It wasn't until the 19th century that archaeology became an established discipline. The subjects of study in the field range from fossils of humans of 4.5 million years ago to the concerns of contemporary city-dwellers. The excavation of archaeological sites has provided information about the Ice Age, the development of agriculture, the civilizations of the ancient Egyptians and the Anasazi, and other historical cultures and events. In the 1870s, Heinrich Schliemann did some early work, excavating sites in Greece and Turkey that he believed to be the city of Troy described in Homer's Iliad. (It was later determined that the artifacts of the area were actually 1,000 years too old to have been part of Troy.) Arguably the most famous archeological excavation involved the tomb of the Egyptian pharaoh Tutankhamun (King Tut), which was discovered by British archeologist Howard Carter in 1922.
These excavations, and others before the 1960s, were large in scale. Archaeologists preferred to clear as much land as possible, hoping to uncover more artifacts. But today's archaeologists understand that much can be lost in an excavation, and they limit their studies to smaller areas. With radar, sensors, and other technologies, archaeologists can discover a great deal about a site without any actual digging.

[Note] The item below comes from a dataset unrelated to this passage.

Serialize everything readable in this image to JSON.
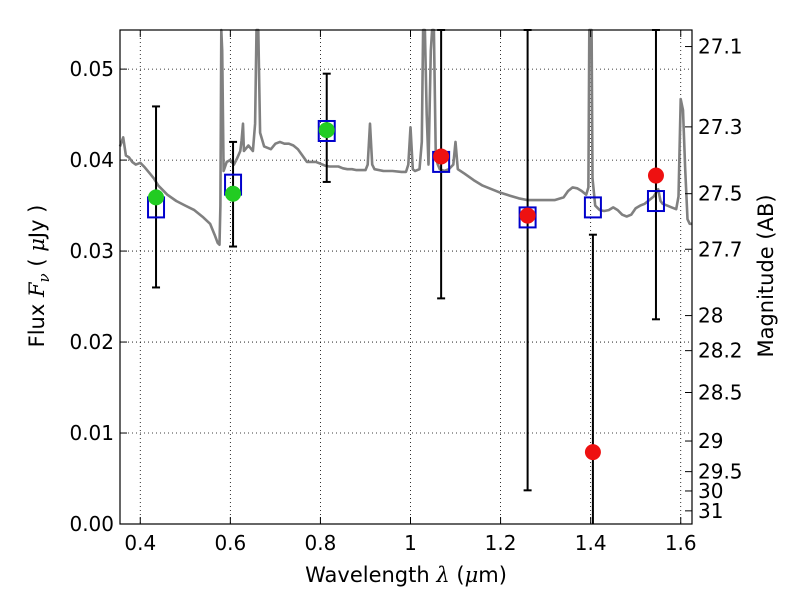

One noteworthy trend is the emergence of cultural resources management (CRM) archaeology, in which archaeologists are hired by CRM firms; large companies that provide engineering, environmental impact, or planning services; colleges and universities; nonprofit organizations; tribal governments; museums; and federal, state, and municipal agencies to determine if cultural resources are present at proposed construction and land use sites and document and/or recover these resources before the project begins. An increasing number of government- and private-funded construction projects has created strong demand for archaeologists in this specialty. It is estimated that cultural resources management (CRM) archaeology is now a $1 billion industry annually in the United States, and CRM projects make up at least 90 percent of all field archaeology that is conducted in the United States.